Die Handlung um den Arzt ist jetzt zwar in der Umsetzung nicht unbedingt weltbewegend spannend, bringt aber den Handlungsbogen um Clark beträchtlich voran und der Schießbefehl von Clark beseitigt sämtliche eventuell noch verbliebenen Zweifel darüber, was von diesem Präsidenten und seiner "Grippe" zu halten ist. Während ich den Darsteller von Jacobs einen der besseren Gastdarsteller in B5 fand, war diese Abgesandte von Hague wieder eine der ganz fürchterlichen. Also manchmal muss ich mich schon fragen, wo man diese Schauspieler aufgelesen hat.

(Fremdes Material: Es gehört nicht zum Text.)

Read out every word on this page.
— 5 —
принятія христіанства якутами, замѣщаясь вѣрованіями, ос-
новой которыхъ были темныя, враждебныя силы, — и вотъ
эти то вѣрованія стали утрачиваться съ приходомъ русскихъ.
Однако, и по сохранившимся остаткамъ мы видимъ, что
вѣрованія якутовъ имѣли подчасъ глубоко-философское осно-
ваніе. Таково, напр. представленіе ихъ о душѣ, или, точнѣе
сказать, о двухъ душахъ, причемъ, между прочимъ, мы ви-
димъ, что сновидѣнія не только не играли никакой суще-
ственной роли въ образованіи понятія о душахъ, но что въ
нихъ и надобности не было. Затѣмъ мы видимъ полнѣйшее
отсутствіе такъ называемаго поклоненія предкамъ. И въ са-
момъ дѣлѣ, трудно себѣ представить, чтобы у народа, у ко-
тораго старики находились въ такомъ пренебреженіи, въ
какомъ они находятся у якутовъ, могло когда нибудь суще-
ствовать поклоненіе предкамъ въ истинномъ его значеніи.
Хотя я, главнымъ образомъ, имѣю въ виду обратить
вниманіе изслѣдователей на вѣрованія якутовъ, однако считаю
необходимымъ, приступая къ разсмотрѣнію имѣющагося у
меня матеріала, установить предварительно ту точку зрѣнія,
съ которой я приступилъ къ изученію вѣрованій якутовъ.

Sehr schön fand ich die Nebenhandlung um Kosh und sein Schiff, über das man hier etwas mehr erfährt. Gefallen hat mir auch, dass die Traumsequenz aus "All alone in the Night" wieder aufgegriffen wurde. Kosh sagt, er hätte Verstehen gesucht – Sheridans Gedanken seien zu einem "Lied" geworden. Als Sheridan fragt, ob so etwas schon einmal passiert war, sagt Kosh, "einmal". Wer war die fragliche Person? Manche glauben, Talia Winters, aber ich vermute eher, dass es Lyta Alexander im Pilotfilm gewesen ist. Insgesamt gute 3/5.